Index(['jpg_url', 'img_num', 'p1', 'p1_conf', 'p1_dog', 'p2', 'p2_conf',
       'p2_dog', 'p3', 'p3_conf', 'p3_dog'],
      dtype='object')

In [60]:
# change labels
image_pred_clean.columns = ['image_url', 
                            'img_number', 
                            '1st_prediction',
                            '1st_prediction_confidence',
                            '1st_prediction_isdog',
                            '2nd_prediction',
                            '2nd_prediction_confidence',
                            '2nd_prediction_isdog',
                            '3rd_prediction',
                            '3rd_prediction_confidence',
                            '3rd_prediction_isdog']

In [61]:
# display new labels
image_pred_clean.columns

Index(['image_url', 'img_number', '1st_prediction',
       '1st_prediction_confidence', '1st_prediction_isdog', '2nd_prediction',
       '2nd_prediction_confidence', '2nd_prediction_isdog', '3rd_prediction',
       '3rd_prediction_confidence', '3rd_prediction_isdog'],
      dtype='object')

#### Define

Dog breeds contain underscores, and have different case formatting
- Replace underscores with whitespace
- Capitalize the first letter of each word

#### Code

In [62]:
# columns with dog breed
dog_breed_cols = ['1st_prediction', '2nd_prediction', '3rd_prediction']

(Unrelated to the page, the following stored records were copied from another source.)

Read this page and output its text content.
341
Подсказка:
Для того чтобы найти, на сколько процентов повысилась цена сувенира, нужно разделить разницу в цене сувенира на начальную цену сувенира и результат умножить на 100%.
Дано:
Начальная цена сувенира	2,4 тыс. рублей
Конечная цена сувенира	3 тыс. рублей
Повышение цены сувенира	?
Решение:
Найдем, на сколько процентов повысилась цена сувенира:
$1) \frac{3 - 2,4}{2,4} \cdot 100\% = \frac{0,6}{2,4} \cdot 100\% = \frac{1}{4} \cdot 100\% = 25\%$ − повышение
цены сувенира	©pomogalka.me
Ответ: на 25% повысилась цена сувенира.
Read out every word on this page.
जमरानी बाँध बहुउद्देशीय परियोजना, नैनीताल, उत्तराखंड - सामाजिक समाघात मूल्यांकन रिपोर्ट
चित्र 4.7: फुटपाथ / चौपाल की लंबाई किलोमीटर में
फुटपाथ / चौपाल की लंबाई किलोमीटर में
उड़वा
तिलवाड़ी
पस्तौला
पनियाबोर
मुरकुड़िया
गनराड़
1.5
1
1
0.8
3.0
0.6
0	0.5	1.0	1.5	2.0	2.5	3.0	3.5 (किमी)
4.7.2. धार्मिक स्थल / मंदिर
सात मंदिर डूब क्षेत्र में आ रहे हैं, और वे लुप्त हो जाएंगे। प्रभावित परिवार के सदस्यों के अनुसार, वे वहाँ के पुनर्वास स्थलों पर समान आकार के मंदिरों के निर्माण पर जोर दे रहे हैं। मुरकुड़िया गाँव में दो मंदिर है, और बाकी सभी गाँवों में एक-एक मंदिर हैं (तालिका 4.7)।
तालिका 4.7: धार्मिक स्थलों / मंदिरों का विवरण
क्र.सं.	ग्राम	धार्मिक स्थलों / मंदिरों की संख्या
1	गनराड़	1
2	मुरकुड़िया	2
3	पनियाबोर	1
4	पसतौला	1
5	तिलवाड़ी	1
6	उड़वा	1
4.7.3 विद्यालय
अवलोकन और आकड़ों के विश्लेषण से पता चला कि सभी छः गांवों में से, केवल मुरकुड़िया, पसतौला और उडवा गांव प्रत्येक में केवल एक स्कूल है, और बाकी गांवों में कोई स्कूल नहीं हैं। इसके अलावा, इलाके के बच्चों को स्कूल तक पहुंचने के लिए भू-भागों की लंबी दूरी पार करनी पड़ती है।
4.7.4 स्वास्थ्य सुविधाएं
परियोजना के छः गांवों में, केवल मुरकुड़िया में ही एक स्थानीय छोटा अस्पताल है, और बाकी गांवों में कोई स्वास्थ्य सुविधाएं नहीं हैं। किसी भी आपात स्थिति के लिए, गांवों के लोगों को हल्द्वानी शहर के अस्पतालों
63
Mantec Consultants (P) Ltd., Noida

# remove underscore and capitalize the first letter of each word 
for column in dog_breed_cols:
    image_pred_clean[column] = image_pred_clean[column].str.replace('_', ' ').str.title()

In [63]:
# display sample of changes
image_pred_clean[dog_breed_cols].sample(3)

Unnamed: 0_level_0,1st_prediction,2nd_prediction,3rd_prediction
tweet_id,Unnamed: 1_level_1,Unnamed: 2_level_1,Unnamed: 3_level_1
673363615379013632,Ox,Warthog,Bison
743980027717509120,Bull Mastiff,Rhodesian Ridgeback,Pug
677918531514703872,Eskimo Dog,Dalmatian,American Staffordshire Terrier


#### Define

Only 2075 images have been classified as dog images for top prediction
- If 1st predictions is not a dog breed, then use dog breed predicted in the 2nd or 3rd predicion

#### Code

In [64]:
# build function to determine dog breed
# if no breed detected, set value to NaN
# adapted from https://stackoverflow.com/a/26887820/7382214

def get_breed(row):
    if row['1st_prediction_isdog'] == True:
        return row['1st_prediction'], row['1st_prediction_confidence']
    if row['2nd_prediction_isdog'] == True:
        return row['2nd_prediction'], row['2nd_prediction_confidence']
    if row['3rd_prediction_isdog'] == True:
        return row['3rd_prediction'], row['3rd_prediction_confidence']
    return np.nan, np.nan

# apply function to dataset
# create new columns with data
image_pred_clean[['breed_predicted', 'prediction_confidence']] = pd.DataFrame(image_pred_clean.apply(lambda row: get_breed(row), axis = 1).tolist(), index = image_pred_clean.index) 

# drop old columns
image_pred_clean.drop(['1st_prediction',
                       '1st_prediction_confidence',
                       '1st_prediction_isdog',
                       '2nd_prediction',
                       '2nd_prediction_confidence',
                       '2nd_prediction_isdog',
                       '3rd_prediction',
                       '3rd_prediction_confidence',
                       '3rd_prediction_isdog'],
                      axis=1, inplace=True)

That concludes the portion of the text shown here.